Сама по себе Ставка представляла собой некое беспорядочное нагромождение бревен, досок, балок, лиан, дерюг и всякого другого подобного материала. Это было не здание, а скорее намек на него. Для жизни оно было приспособлено не больше, чем пирамида Хеопса. Грубой и бездарной пародией на некогда существовавший грандиозный прообраз, символом, давно утратившим первоначальный смысл, Вавилонской башней в одну сотую натуральной величины – вот чем предстало перед нами главное (и наиболее почитаемое) сооружение столицы.
Ставку окружало пустое и сравнительно чистое пространство – не то площадь, не то плац. Резко контрастируя со всеобщей суматохой, здесь неторопливо прогуливались парами или в одиночестве, задумчиво созерцали окрестности какие-то трезвые, степенные люди, не похожие ни на служивых, ни на чиновников, ни на кормильцев. Наверное, философы или поэты, подумал я.

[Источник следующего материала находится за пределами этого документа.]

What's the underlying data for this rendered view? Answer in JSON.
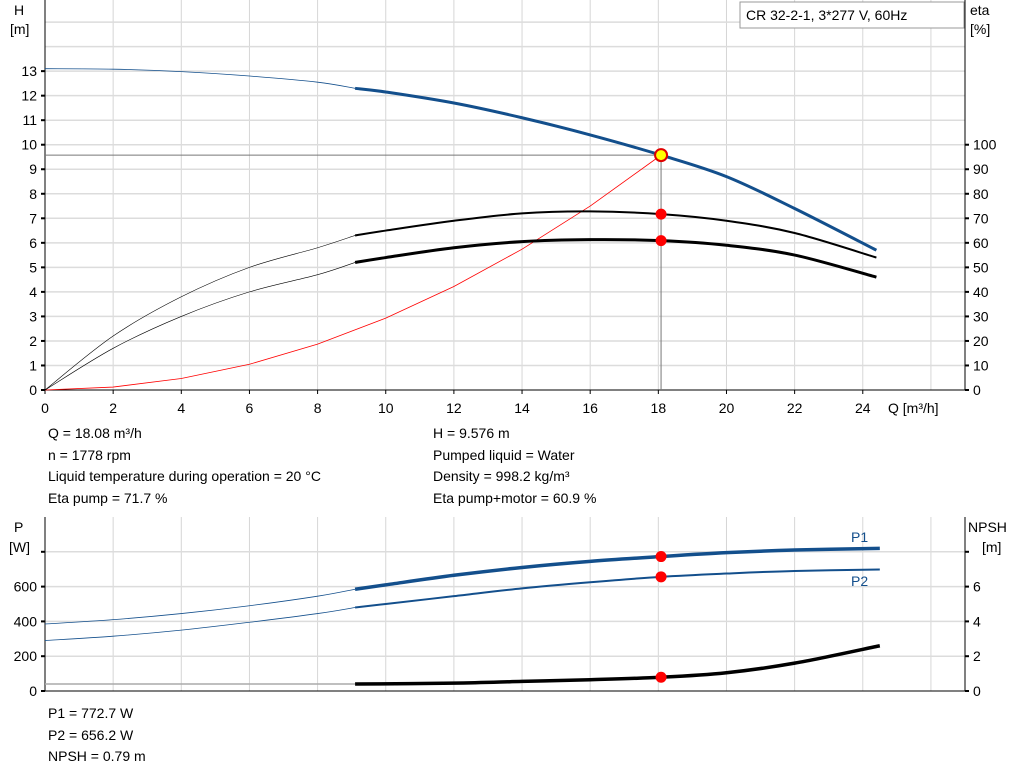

Судя по всему, наш путь лежал прямо вперед, но что-то определенно смущало конвоиров и не позволяло им пересечь площадь. Держась в тени кривобоких хибар, скользя в лужах прокисших помоев, спотыкаясь о тщательно обглоданные костяки каких-то неизвестных мне животных, мы двинулись в обход.

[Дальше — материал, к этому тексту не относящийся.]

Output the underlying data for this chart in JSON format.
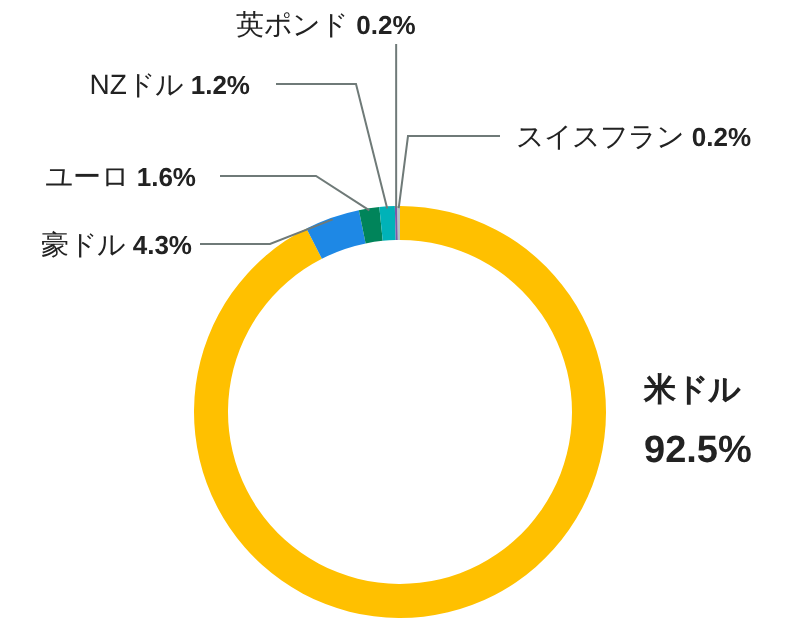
{
  "chart_data": {
    "type": "donut",
    "categories": [
      "米ドル",
      "豪ドル",
      "ユーロ",
      "NZドル",
      "英ポンド",
      "スイスフラン"
    ],
    "values": [
      92.5,
      4.3,
      1.6,
      1.2,
      0.2,
      0.2
    ],
    "colors": [
      "#ffc000",
      "#1e88e5",
      "#00845a",
      "#00b2b8",
      "#7b5aa6",
      "#b4c4c0"
    ],
    "value_labels": [
      "92.5%",
      "4.3%",
      "1.6%",
      "1.2%",
      "0.2%",
      "0.2%"
    ]
  }
}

Возвышавшийся в центре площади уродливый и мрачный обелиск Хаоса невольно притягивал наше внимание. В полной абсурдности и нелепости его конструкции было что-то зловеще тревожное. В местах, положенных для окон, криво висели наспех сколоченные двери. Башни перекосились и были готовы рухнуть в любой момент. Ступени многочисленных лестниц были такой высоты, что по ним мог взбираться только великан. Толстые неотесанные бревна, предназначенные изображать колонны, расщепились и осели под тяжестью безобразного фронтона. Даже Яган, который, надо думать, созерцал подобное сооружение не в первый раз, вылупил свои гляделки. Конвоиры, старавшиеся глядеть только себе под ноги, заметили нашу вольность слишком поздно.
– Не сметь! – набросились они на нас. – А ну, морды отверните!
Но на нас уже обратили внимание. С людьми, находившимися на площади, произошла мгновенная метаморфоза. Одни устремились к Ставке и быстро заняли все входы в нее, другие с разных сторон бросились к нам. Не было задано ни одного вопроса, не прозвучало ни одного слова. Всех нас решительно и умело сбили в плотную кучу и проворно погнали прочь, предварительно обезоружив конвойных.
Лишь когда Ставка исчезла из поля нашего зрения, последовала команда остановиться. Старший конвоя принялся сбивчиво объяснять, кто он такой и куда его послали, кто мы такие и куда нас ведут. Люди, обступившие нас со всех сторон, внимательно слушали, но при этом не прекращали размеренно, без особой злобы бить его по морде.